Edwards’ former defense attorney said he “was never able to put the pieces back together in his life.”
Between 1978 and 1991, Jeffrey Dahmer killed 17 men and boys — but the serial killer’s violent career came to an end due to a man named Tracy Edwards, whom he met in July 1991. As was dramatized in Netflix’s Dahmer — Monster: The Jeffrey Dahmer Story, Dahmer lured Edwards to his apartment under the pretense of an art shoot, ultimately intending to kill him.
But Edwards was able to overpower Dahmer and escape the apartment — returning with police, who discovered evidence of Dahmer’s previous murders and arrested him.
Since escaping Dahmer, Edwards testified against his would-be killer in 1992. But while Edwards may have survived Dahmer’s attempted murder, his former defense attorney says his life was negatively impacted as a result. “The way that I’ve characterized it, in a nutshell, is that the incident with Dahmer made Tracy into Humpty Dumpty — he was never able to put the pieces back together in his life,” Paul Ksicinski told Fox News. “At times, he may have appeared or even sounded like, for a lack of a better term, normal. But he was not. He could never get his life together again after that. He abused drugs and drank alcohol excessively. He had no home. He just drifted from place to place. It destroyed his life. I don’t know how or what he could have done to put things back together again.”
According to the outlet, the publicity from the Dahmer case led to Edwards being extradited to Mississippi, where he had existing sexual battery charges. Ksicinski explained that he met Edwards in 2011, after the Dahmer survivor had been accused of throwing a man off a bridge in Milwaukee — the same place where Dahmer and Edwards’ fateful interaction happened.

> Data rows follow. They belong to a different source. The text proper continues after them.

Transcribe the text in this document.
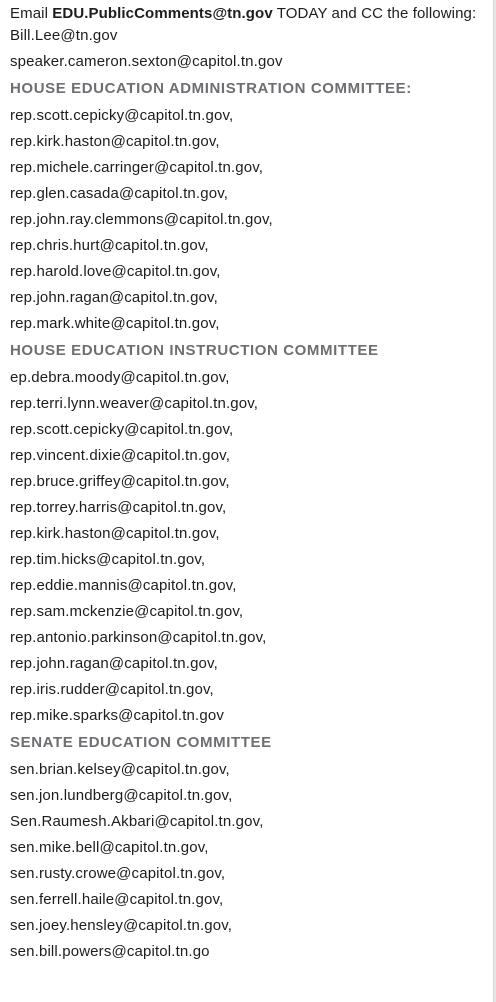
Email EDU.PublicComments@tn.gov TODAY and CC the following:
Bill.Lee@tn.gov
speaker.cameron.sexton@capitol.tn.gov
HOUSE EDUCATION ADMINISTRATION COMMITTEE:
rep.scott.cepicky@capitol.tn.gov,
rep.kirk.haston@capitol.tn.gov,
rep.michele.carringer@capitol.tn.gov,
rep.glen.casada@capitol.tn.gov,
rep.john.ray.clemmons@capitol.tn.gov,
rep.chris.hurt@capitol.tn.gov,
rep.harold.love@capitol.tn.gov,
rep.john.ragan@capitol.tn.gov,
rep.mark.white@capitol.tn.gov,
HOUSE EDUCATION INSTRUCTION COMMITTEE
ep.debra.moody@capitol.tn.gov,
rep.terri.lynn.weaver@capitol.tn.gov,
rep.scott.cepicky@capitol.tn.gov,
rep.vincent.dixie@capitol.tn.gov,
rep.bruce.griffey@capitol.tn.gov,
rep.torrey.harris@capitol.tn.gov,
rep.kirk.haston@capitol.tn.gov,
rep.tim.hicks@capitol.tn.gov,
rep.eddie.mannis@capitol.tn.gov,
rep.sam.mckenzie@capitol.tn.gov,
rep.antonio.parkinson@capitol.tn.gov,
rep.john.ragan@capitol.tn.gov,
rep.iris.rudder@capitol.tn.gov,
rep.mike.sparks@capitol.tn.gov
SENATE EDUCATION COMMITTEE
sen.brian.kelsey@capitol.tn.gov,
sen.jon.lundberg@capitol.tn.gov,
Sen.Raumesh.Akbari@capitol.tn.gov,
sen.mike.bell@capitol.tn.gov,
sen.rusty.crowe@capitol.tn.gov,
sen.ferrell.haile@capitol.tn.gov,
sen.joey.hensley@capitol.tn.gov,
sen.bill.powers@capitol.tn.go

Though Ksicinski was able to help Edwards get his charges reduced, he said they haven’t seen each other since 2015. While Ksicinski doesn’t know where Edwards is today, he still speaks in support of the man who ended Dahmer’s streak of murders.
“Post-traumatic stress disorder is real,” Ksicinski continued. “It’s not something that’s manufactured. People suffer incredibly traumatic events, and it’s different for every person in terms of how they handle it. You don’t know what that person has gone through or how they’re coping. And it might help to know that before passing judgment.”